Have you looked at git? There are many similarities between what it does and what you described as needing. So for your problem company you could create a branch that they can switch to and merge and patch as needed. But git can get quite complicated just by itself, though the new good news is it’s hard to permanently shoot yourself in the foot.

This seems like an extreme abuse of git but I got nothing else except my original point - you need to separate out everything that changes per deployment (your state) from that which does not (immutable) before things would ever approach sanity.

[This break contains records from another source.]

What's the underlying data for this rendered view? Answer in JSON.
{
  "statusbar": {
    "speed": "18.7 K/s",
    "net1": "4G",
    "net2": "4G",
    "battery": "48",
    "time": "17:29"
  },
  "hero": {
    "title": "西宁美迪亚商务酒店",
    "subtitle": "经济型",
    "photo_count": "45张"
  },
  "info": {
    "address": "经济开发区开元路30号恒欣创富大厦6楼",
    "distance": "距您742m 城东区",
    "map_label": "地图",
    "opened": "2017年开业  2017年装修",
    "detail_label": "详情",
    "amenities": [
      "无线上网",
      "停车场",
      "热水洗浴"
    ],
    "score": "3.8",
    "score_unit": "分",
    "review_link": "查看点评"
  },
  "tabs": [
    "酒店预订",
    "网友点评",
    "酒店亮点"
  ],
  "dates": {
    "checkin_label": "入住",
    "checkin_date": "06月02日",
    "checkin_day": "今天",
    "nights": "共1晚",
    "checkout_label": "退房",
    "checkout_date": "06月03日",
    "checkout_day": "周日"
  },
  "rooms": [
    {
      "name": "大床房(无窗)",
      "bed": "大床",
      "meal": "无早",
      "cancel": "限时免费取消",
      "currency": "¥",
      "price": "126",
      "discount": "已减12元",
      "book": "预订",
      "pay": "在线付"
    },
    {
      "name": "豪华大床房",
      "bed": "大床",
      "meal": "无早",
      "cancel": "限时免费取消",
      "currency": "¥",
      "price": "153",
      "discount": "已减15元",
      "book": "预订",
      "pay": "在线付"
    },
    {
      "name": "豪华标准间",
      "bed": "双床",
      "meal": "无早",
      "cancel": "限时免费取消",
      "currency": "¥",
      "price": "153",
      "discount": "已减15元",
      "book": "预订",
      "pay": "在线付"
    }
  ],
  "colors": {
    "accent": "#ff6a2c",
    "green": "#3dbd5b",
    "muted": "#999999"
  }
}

I am barely following recent DevOps developments but if you are deploying/updating a server application I think Docker might be useful to you. Docker is mostly used on Linux so check out https://blog.sixeyed.com/how-to-dockerize-windows-applications/ for a windows specific example. If it is a desktop application you might consider some kind of disk imaging tool like clonezilla requiring you to separate your application and it’s data to different partitions.

Overall I think you would benefit from using images instead of worrying about diff scripts for upgrade/downgrade. If it is impossible to separate the application and it’s data, meaning the application image cannot be upgraded without messing with the data then you could possibly set up a VM environment where you could take snapshots before and after updating.

Thanks all, I’ll look into all of your suggestions.